Lee Container
The form and function of plastic bottles and containers have enabled creative packaging designs – such as built-in handles and graduated measurements – to flourish. Automotive products such as motor oil and home decorating products such as paint have jettisoned their traditional metal containers in favor of the greater design variety and functionality that blow-molded plastics can offer.
Even chemicals and products that if spilled require environmentally safe cleanup now can be contained reliably in rust-proof, crack-resistant high density polyethylene (HDPE) containers produced by Lee Container. Founded in Homerville, Ga., in 1989, Lee Container’s three plants have 36 production lines.
The bottles are blow-molded on two different types of machines from parisons, which are hollow tubes of plastic extruded from HDPE resin. Lee Container has historically produced bottles in rotary, vertical-wheel blow-molding equipment but has recently acquired four dual-cavity shuttle machines that can produce four bottles per cycle.
“With shuttle technology you have two parisons, and you have molds mounted on a horizontal backing or plate,” President Robert Varnedoe explains. “They shift side-to-side. The wheel goes like a Ferris wheel, and the shuttles just move side-to-side. A blow pin penetrates that parison and blows air into that parison, and it hits the mold. The mold is cooled at 50 degrees F and the parison is 400 F. So when it hits the side of the mold, it sets up.”
Lee Container produces approximately 100 bottle configurations, each of which has three or four molds, depending on the machine in which it will be produced. Molds are built from aluminum and berylium copper and are much lighter than injection molds.
Mold Changing Streamlined
Varnedoe cites shortening the time to change molds and reducing setup time as being the company’s biggest recent improvements. “We have a lot of mold changes between three plants,” he points out. “So we have improved that process and used lean manufacturing in order to improve the amount of time it takes to change a mold and the amount of time it takes to generate a good product. Generally, it was how we set up the shop and the techniques we use. We trained our technicians on how to be more efficient in the maintenance of the molds and how we had the tools located in order to make the process more efficient.”
Lee Container has four in-house engineers who can design manufacturing machines and processes. They built six intermittent, four-station rotary blow molders. “Now we’re migrating toward buying direct from manufacturers,” Varnedoe says. “We can buy one for about what we can build one, but we can get the expertise of someone from the outside on tech support.”
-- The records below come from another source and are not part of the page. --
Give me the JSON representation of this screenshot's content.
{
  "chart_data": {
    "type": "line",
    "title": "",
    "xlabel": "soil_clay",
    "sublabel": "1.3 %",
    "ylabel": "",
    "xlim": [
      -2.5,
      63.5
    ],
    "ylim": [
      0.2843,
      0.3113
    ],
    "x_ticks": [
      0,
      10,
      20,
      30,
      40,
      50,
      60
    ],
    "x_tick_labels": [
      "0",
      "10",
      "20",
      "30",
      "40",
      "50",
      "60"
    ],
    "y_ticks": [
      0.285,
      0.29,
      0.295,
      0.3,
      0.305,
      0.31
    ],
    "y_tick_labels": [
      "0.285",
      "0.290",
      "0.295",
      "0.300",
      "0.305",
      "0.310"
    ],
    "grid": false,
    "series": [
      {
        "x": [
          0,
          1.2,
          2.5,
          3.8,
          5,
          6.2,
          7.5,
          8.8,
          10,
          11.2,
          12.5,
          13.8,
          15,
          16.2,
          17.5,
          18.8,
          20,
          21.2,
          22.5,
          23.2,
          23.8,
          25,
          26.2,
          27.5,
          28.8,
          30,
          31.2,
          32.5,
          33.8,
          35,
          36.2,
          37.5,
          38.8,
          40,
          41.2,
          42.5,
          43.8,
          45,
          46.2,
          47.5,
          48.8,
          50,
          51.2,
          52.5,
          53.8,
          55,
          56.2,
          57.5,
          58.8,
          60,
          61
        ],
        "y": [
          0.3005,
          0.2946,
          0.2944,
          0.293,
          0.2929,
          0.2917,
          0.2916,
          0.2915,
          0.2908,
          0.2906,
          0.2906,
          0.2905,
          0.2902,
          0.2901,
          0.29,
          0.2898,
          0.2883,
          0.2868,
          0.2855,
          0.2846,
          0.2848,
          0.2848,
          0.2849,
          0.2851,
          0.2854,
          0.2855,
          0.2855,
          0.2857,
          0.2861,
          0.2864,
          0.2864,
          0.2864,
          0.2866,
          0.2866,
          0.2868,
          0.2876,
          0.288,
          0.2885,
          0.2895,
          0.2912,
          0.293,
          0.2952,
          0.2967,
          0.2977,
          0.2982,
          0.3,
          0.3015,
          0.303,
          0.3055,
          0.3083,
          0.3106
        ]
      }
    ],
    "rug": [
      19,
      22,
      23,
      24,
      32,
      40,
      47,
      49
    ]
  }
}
The engineers also can work on customers’ product designs. “If we have somebody that comes to us with a design, we’ll help improve it,” Varnedoe says. “We have gone from the drawing board and designed the finished product.”
Warehouse Advantage
Most of Lee Container’s products are distributed empty to customers in the United States, with a small number going to Mexico and Puerto Rico. “We feel like our biggest competitive advantage is our warehousing capacity,” Varnedoe boasts. “We have 1.4 million square feet of warehousing, and especially in the agricultural chemicals, that’s a plus, because we have to build inventory in the fall to help with the peak demand in January through June.”
Lee Container works hard to meet customers’ lead times. A typical lead time is two weeks, but emergency agricultural crop protection products may require speedier turnarounds. Varnedoe cites the company’s five consecutive wins of the Syngenta Crop Protection “Partners in Quality” award as an indicator of its success in keeping customers satisfied.
To avoid spills, the company uses crack-resistant resins and a coating on the inside of some containers to prevent breakdown of the plastic from interaction with the chemicals inside them. “You spend 24 years developing a quality company, and you can lose all that in a real short period of time,” Varnedoe cautions. “So maintaining the quality of the product we produce is a big challenge.”
Additional challenges include overcoming the seasonal nature of the agricultural industry by growing Lee Container’s business in other markets. The fluctuating price of HDPE resin is another challenge. With the quarterly pricing Lee Containers uses, a price increase in resin at the beginning of the quarter can cut into the company’s profits.
Varnedoe attributes Lee Container’s success to its employees and their focus on quality and customer service, along with finding a market such as agricultural chemicals that values the reliability of leak-proof containers more than just their price. Another factor in the success of the family owned and managed business is the continuing involvement of its 83-year-old founder and CEO, Don Lee, Varnedoe emphasizes.
“We’ve just got a lot of dedicated employees,” he says. “They’re highly skilled in what they do, and they all have bought into the quality philosophy that we want to project.”